Xiaomi smartphone owners might want to keep off the company’s browsers if they care about their privacy.
The Chinese tech company was caught recording a worrying amount of user activity in its Mi Browser Pro and Mint Browser apps. According to the report published by Forbes, researchers found two apps which have collectively accumulated over 15 million downloads on Google Play Store. They also reportedly gathered immense amounts of data about any website a user visits even in incognito mode.
The default browsers that ship with Xiaomi smartphones were found to record search engine queries from Google and other privacy-oriented services. The tested device also extracted data about what folders users open and to which screens they swipe, including the status bar and the settings menu.
The report goes ahead to state that the data was then compiled and sent to remote servers in Singapore and Russia, through the web domains the company hosted in Beijing. Additionally, some of the data was allegedly sent to servers Xiaomi rented from fellow Chinese fellow tech giant, Alibaba.
One of the researchers, Gabi Cirlig, discovered the breach on his Redmi Note 8 handset. Later on, after reviewing the firmware of other Xiaomi devices, he reported of suspecting that the issue is affecting many more smartphones. This is mostly because he found the same code in all the phones tested that included Xiaomi Mi 10, Redmi K20 and Xiaomi Mi Mix 3.
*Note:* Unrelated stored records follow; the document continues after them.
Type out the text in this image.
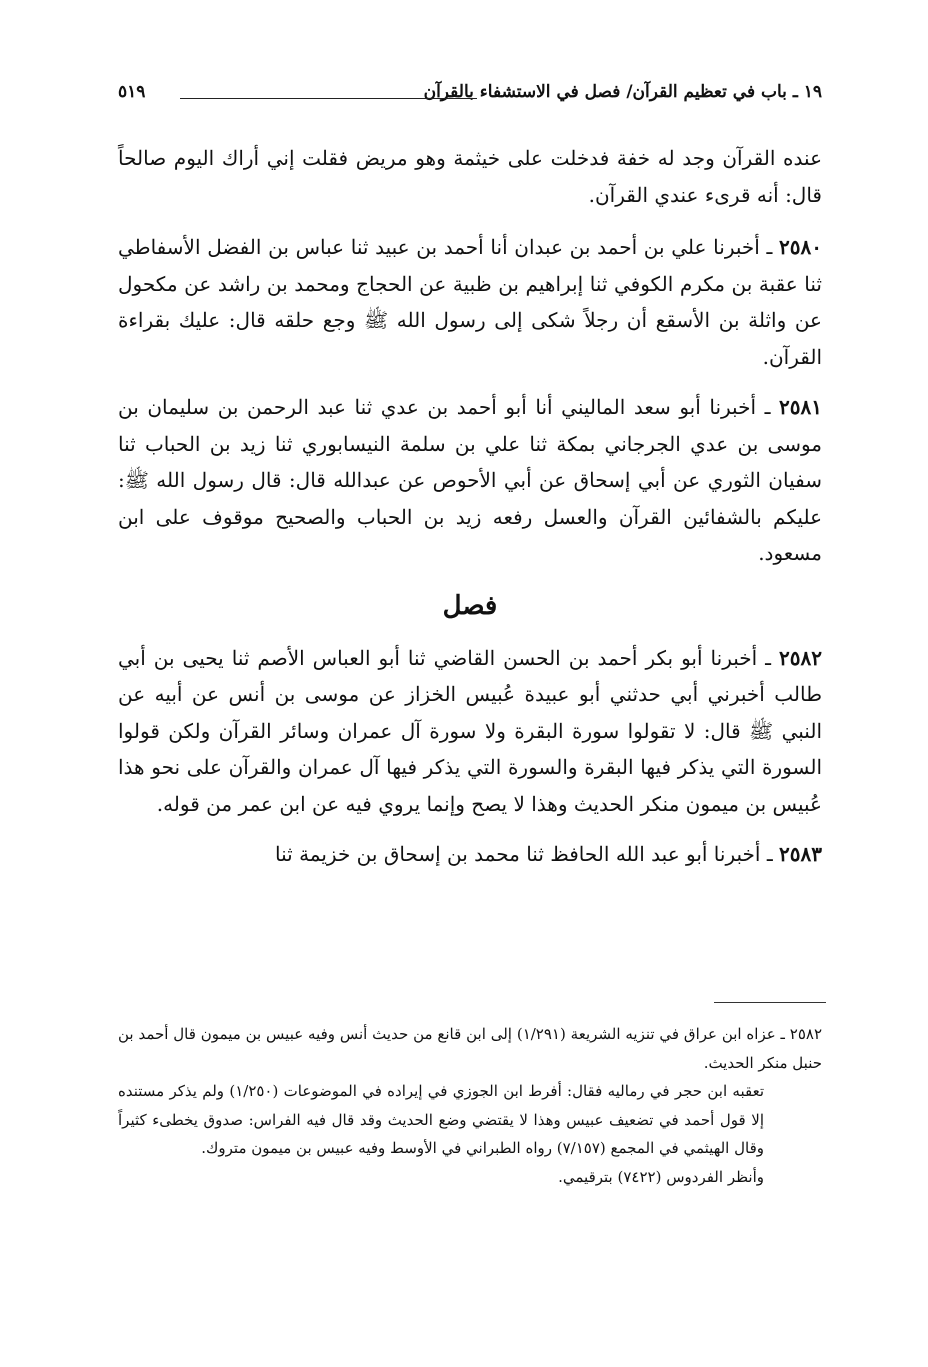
١٩ ـ باب في تعظيم القرآن/ فصل في الاستشفاء بالقرآن
٥١٩

عنده القرآن وجد له خفة فدخلت على خيثمة وهو مريض فقلت إني أراك اليوم صالحاً قال: أنه قرىء عندي القرآن.

٢٥٨٠ ـ أخبرنا علي بن أحمد بن عبدان أنا أحمد بن عبيد ثنا عباس بن الفضل الأسفاطي ثنا عقبة بن مكرم الكوفي ثنا إبراهيم بن ظبية عن الحجاج ومحمد بن راشد عن مكحول عن واثلة بن الأسقع أن رجلاً شكى إلى رسول الله ﷺ وجع حلقه قال: عليك بقراءة القرآن.

٢٥٨١ ـ أخبرنا أبو سعد الماليني أنا أبو أحمد بن عدي ثنا عبد الرحمن بن سليمان بن موسى بن عدي الجرجاني بمكة ثنا علي بن سلمة النيسابوري ثنا زيد بن الحباب ثنا سفيان الثوري عن أبي إسحاق عن أبي الأحوص عن عبدالله قال: قال رسول الله ﷺ: عليكم بالشفائين القرآن والعسل رفعه زيد بن الحباب والصحيح موقوف على ابن مسعود.

فصل

٢٥٨٢ ـ أخبرنا أبو بكر أحمد بن الحسن القاضي ثنا أبو العباس الأصم ثنا يحيى بن أبي طالب أخبرني أبي حدثني أبو عبيدة عُبيس الخزاز عن موسى بن أنس عن أبيه عن النبي ﷺ قال: لا تقولوا سورة البقرة ولا سورة آل عمران وسائر القرآن ولكن قولوا السورة التي يذكر فيها البقرة والسورة التي يذكر فيها آل عمران والقرآن على نحو هذا عُبيس بن ميمون منكر الحديث وهذا لا يصح وإنما يروي فيه عن ابن عمر من قوله.

٢٥٨٣ ـ أخبرنا أبو عبد الله الحافظ ثنا محمد بن إسحاق بن خزيمة ثنا

٢٥٨٢ ـ عزاه ابن عراق في تنزيه الشريعة (١/٢٩١) إلى ابن قانع من حديث أنس وفيه عبيس بن ميمون قال أحمد بن حنبل منكر الحديث.

تعقبه ابن حجر في رماليه فقال: أفرط ابن الجوزي في إيراده في الموضوعات (١/٢٥٠) ولم يذكر مستنده إلا قول أحمد في تضعيف عبيس وهذا لا يقتضي وضع الحديث وقد قال فيه الفراس: صدوق يخطىء كثيراً وقال الهيثمي في المجمع (٧/١٥٧) رواه الطبراني في الأوسط وفيه عبيس بن ميمون متروك.

وأنظر الفردوس (٧٤٢٢) بترقيمي.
After much pressing about the issue, Xiaomi did come out to deny all these allegations, arguing that all data is encrypted and anonymised. However, Cirlig was able to easily decrypt the data into readable information which could be tiled back to an individual. Xiaomi has ironically still stuck to denying the claims even after being provided with the videos and photos as proof.
“Privacy and security are of top concern,” the company said, adding it “strictly follows and is fully compliant with local laws and regulations on user data privacy matters.”
The report did note that Xiaomi collects such data “to better understand its users. And yes, this is a practice that has been adopted by many other major companies including Google and Apple. But the worrying bit would be Xiaomi’s secretive approach to data collection and the utter denial when asked about it.
Huawei too has received similar accusations of building back doors in its devices to snatch data in the past. Luckily for the company, the cases faded away over time following little evidence to support the claims. The situation for Xiaomi though is very different keeping in mind the plenty amounts of proof presented so far.